On December 7, 1941, the Minneapolis was on maneuvers outside of Pearl Harbor at the time of the attack and immediately received orders to join the carriers in pursuit of the Japanese fleet.

The Minnie, as she was affectionately referred to by the men, earned 17 battle stars from the first Battle of the Solomon Islands February 20, 1942, to the last at Okinawa April 12, 1945.

Sixty two ago this date, November 30, 1942, at the battle of Tassafaronga the Minnie was hit by two torpedoes, one knocking off the bow and the other striking three of the four firerooms. Thirty six men died and many more were injured.

Through the courage, skill and perserverance of the crew, the ship was kept afloat and was beached on Tulagi so repairs could be made to keep her afloat and get power restored. Coconut logs were purchased from the natives and were lashed in front of the forward bulkhead to form a bow. With the assistance of some small boats she was pulled off the beach and got underway.

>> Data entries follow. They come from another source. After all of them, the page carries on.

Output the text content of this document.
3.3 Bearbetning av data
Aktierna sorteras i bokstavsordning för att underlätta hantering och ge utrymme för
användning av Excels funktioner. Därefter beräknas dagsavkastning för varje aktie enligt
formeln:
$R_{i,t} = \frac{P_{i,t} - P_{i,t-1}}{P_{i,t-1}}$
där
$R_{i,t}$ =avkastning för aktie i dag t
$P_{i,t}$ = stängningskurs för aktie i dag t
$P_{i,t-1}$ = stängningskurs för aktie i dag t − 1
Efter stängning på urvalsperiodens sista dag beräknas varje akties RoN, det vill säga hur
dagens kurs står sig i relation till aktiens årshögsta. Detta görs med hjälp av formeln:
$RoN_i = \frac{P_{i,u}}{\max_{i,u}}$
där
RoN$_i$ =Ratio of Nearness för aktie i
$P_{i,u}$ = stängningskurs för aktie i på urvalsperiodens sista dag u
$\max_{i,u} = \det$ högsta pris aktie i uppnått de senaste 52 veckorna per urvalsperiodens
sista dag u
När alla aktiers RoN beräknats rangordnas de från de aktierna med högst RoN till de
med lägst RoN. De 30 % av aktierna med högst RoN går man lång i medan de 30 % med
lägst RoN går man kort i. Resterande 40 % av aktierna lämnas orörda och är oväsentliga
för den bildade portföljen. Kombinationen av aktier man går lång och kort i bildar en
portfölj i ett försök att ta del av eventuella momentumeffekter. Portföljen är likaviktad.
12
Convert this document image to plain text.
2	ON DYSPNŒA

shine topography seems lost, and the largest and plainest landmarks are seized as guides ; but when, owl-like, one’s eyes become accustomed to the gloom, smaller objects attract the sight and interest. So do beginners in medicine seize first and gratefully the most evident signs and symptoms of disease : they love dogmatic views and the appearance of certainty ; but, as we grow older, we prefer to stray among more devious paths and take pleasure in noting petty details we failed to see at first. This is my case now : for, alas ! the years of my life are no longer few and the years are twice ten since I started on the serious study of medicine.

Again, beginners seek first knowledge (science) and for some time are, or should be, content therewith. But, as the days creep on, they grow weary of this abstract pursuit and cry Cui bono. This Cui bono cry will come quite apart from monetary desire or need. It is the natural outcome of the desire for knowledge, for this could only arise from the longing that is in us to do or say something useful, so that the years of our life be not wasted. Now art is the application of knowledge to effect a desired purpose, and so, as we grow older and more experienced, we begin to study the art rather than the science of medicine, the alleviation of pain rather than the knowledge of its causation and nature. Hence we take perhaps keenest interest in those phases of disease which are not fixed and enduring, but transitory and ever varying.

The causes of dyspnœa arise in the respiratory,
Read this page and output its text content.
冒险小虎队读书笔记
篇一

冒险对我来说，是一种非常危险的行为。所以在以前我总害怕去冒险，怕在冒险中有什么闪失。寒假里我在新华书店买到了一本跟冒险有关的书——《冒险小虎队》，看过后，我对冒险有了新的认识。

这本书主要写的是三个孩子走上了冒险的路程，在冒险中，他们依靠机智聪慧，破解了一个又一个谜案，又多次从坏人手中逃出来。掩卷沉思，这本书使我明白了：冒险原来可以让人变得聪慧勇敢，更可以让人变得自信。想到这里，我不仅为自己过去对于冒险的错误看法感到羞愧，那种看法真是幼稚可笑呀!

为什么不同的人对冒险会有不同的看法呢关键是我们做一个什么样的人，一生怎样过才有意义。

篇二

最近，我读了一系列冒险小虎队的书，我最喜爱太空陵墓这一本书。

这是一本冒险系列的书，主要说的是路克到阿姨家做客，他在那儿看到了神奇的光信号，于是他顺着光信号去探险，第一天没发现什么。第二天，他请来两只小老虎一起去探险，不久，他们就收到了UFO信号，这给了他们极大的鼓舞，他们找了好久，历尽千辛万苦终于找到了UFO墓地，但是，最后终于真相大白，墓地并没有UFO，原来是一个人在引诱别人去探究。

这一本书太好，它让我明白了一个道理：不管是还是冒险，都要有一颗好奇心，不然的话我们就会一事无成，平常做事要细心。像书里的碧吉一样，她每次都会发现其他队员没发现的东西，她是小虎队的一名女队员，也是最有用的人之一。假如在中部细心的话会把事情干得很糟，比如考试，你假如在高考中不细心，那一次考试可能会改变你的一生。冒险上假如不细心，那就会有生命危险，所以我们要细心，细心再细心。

The Minnie steamed into Pearl Harbor on March 2, 1943 where a temporary steel bow was installed and other repairs made so she could make it to Mare Island for extended repairs.

After a complete overhaul the Minnie arrived back in Pearl on Spetember 14, 1943 ready for action in time to join Task Force 15 for the assault on Wake Island. Most of the crew had been replaced and Captain Rosendahl was promoted and transferred to assume command of a lighter than air program.

The Minnie survived the rest of the war with many near misses and a few mishaps. She was dubbed the "Lucky Minnie".

With Admiral Kincaid on board and in command of the fleet she sailed into Inchon, Korea, to accept the surrender of the Japanese there. The Minnie made one more trip on Magic Carpet duty and then sailed to the east coast to be put in "mothballs" and ultimately scrapped."
The names of all the men who died on board during the war were read.

Taps was sounded by Brad Walker, Sgt. First Class, 25th Division Band.